Preacher: The Rev’d Canon Jenny Wilson, Precentor 

In the name of God, creating, redeeming, sanctifying, … Amen.

One First World War historian wrote the following about Gallipoli:

“The first to go ashore that day were the Anzacs.  For reasons not finally established, they were put ashore at the wrong place: on a beach that, instead of being a mile in length, amounted to only a few hundred yards, and that opened not on to a sandbank but on to almost sheer scrub-bestrewn cliffs.  The covering force that landed just before dawn – and, so as to facilitate surprise, without artillery support – pushed inland with great initiative.  But the nature of the terrain broke up the attackers into small pockets of men incapable of consistent advance and hampered their rate of progress decisively.  So although the Turks assigned to defend this area were not well placed, their faulty disposition was more than counter-balanced by the hindrances that geography presented to the invaders.  And as the day wore on, no adequate support of men or material was reaching the Anzac covering force.  Thousands of fresh troops were being ferried into the cramped space on which the landing had been made, but none knew where they were, where they ought to be, or what was occurring beyond the beach-head.  By the time a forward move was being organized, the advance guard were either falling back to avoid being outflanked or were being forced back by mounting Turkish pressure.  Such high points as the Anzacs had captured were gradually wrested from them, and they found themselves being driven towards the sea.

By nightfall the situation at “Anzac Cove”, as the place where fate or ill-fortune had landed them was henceforth to be known, seemed perilous.  The divisional commanders were seriously contemplating evacuation, and prevailed on a reluctant Birdwood (commander of the Anzac Corps) to seek consent for this course from the Commander-in-Chief.  Hamilton rejected the proposal:  “there is nothing for it”, he replied, “but to dig yourselves right in and stick it out”.  In a postscript he reaffirmed:  “You have got through the difficult business, now you have only to dig, dig, dig, until you are safe.”[1] End of quote.

Dig, dig, dig until you are safe … or maybe not.

We have heard the words of the poet Wilfred Owen:

“What passing bells for those who die as cattle …”

There is a great poignancy in hearing this “anthem for doomed youth” read in a cathedral, for it is here that each Sunday night we hear our own anthems sung.

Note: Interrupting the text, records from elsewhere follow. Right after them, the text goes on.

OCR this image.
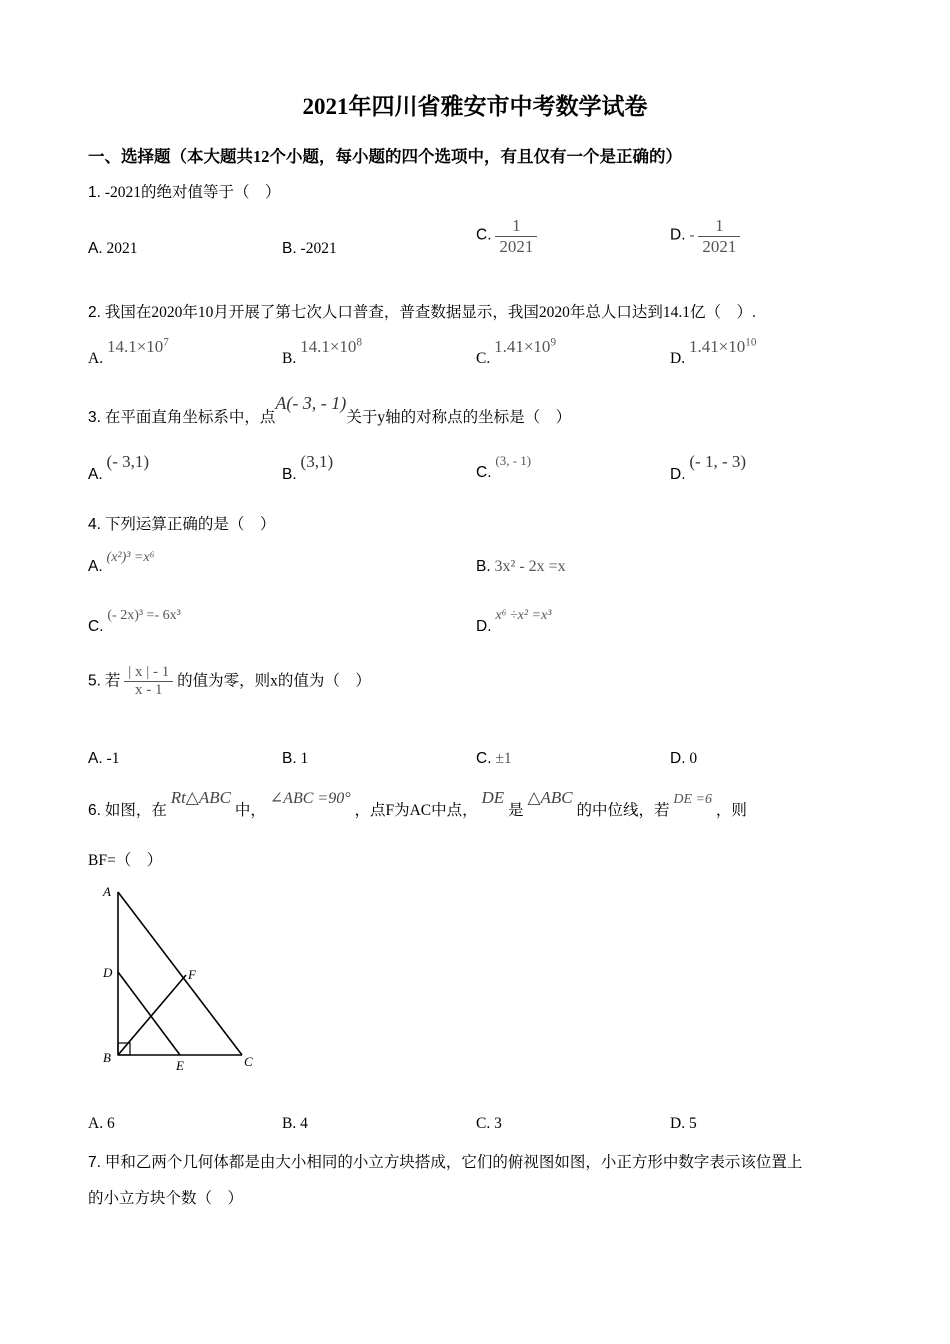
2021年四川省雅安市中考数学试卷
一、选择题（本大题共12个小题，每小题的四个选项中，有且仅有一个是正确的）
1. -2021的绝对值等于（　）
A. 2021	B. -2021
C. $\frac{1}{2021}$	D. - $\frac{1}{2021}$
2. 我国在2020年10月开展了第七次人口普查，普查数据显示，我国2020年总人口达到14.1亿（　）.
A. $14.1\times 10^7$
B. $14.1\times 10^8$
C. $1.41\times 10^9$
D. $1.41\times 10^{10}$
3. 在平面直角坐标系中，点A(- 3, - 1)关于y轴的对称点的坐标是（　）
A. (- 3,1)
B. (3,1)
C. (3, - 1)
D. (- 1, - 3)
4. 下列运算正确的是（　）
A. (x²)³ =x⁶
B. 3x² - 2x =x
C. (- 2x)³ =- 6x³
D. x⁶ ÷x² =x³
5. 若 $\frac{| x | - 1}{x - 1}$ 的值为零，则x的值为（　）
A. -1	B. 1	C. ±1	D. 0
6. 如图，在 Rt△ABC 中， ∠ABC =90° ，点F为AC中点， DE 是 △ABC 的中位线，若 DE =6 ，则
BF=（　）
A
D
B
E	C
F
A. 6	B. 4	C. 3	D. 5
7. 甲和乙两个几何体都是由大小相同的小立方块搭成，它们的俯视图如图，小正方形中数字表示该位置上
的小立方块个数（　）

Anthems that seem always to point to our not being doomed, to hope even in places where there seems to be little hope, to something of the love of the one who created us, and redeemed us, who made all things and holds them in the palm of his hands. Somehow these anthems, Wilfred Owen’s anthem and the anthems we hear sung, stand alongside one another, are sung, read, not the one to overwhelm the other but to look at one another if you like and say, these are the truths of human life.

What passing-bells for these who die as cattle?

 Only the monstrous anger of the guns.

Only the stuttering rifles’ rapid rattle

Can patter out their hasty orisons.

What passing bells …

That youth can be doomed … that human life, created life seems to have within it the capacity to reduce us to men, women sent into impossible places and left to that digging until safety comes … or so often does not.

And then the anthems of hope. That even where there seems no hope, love can be, and may transform. The love of the poet who saw and wrote as boldly as he could the truth of what he lived and knew, the calling of the historians who strive to dig, themselves, through vast documents to analyse and understand, the struggle of those who survive to survive well …and then there is Christ.

‘No one has greater love than this, than to lay down one’s life for one’s friends.’ Jesus said. (John 14:13) Speaking at his final supper with the disciples as he faced his passion and death. John’s account of this meal shows Jesus speaking at length with those disciples telling them, “Do not let your hearts be troubled,” when troubled their hearts surely were, assuring them that he would be with them, his spirit would be sent to them, whatever they faced he would have faced it too. ‘No one has greater love than this, than to lay down one’s life for one’s friends.’ He said, as he was about to do just that.

Christ who became the one sent into an impossible place where there was only courage and love and forgiveness – his digging …digging deep into his faith in God, in the great love of God, to find there, even in his dying, the strength to love and forgive.

Tomorrow, on Anzac Day we remember those who went to war, gave their lives in war, mourned those they loved who did not return from war. And we know that these wars continue. The dig, dig, digging goes on. The brave and frightened attempts -in fighting now so different and still so inhuman, … and so human – go on.

And so we turn again to historians to try to help us understand, and we turn to poets to speak a truth born of a life that has known war, and we allow our anthems to be sung and sung again in the hope that the voice of the God of love will one day gather in and hold in safety all the voices of war.

[1] Trevor Wilson The Myriad Faces of War p134.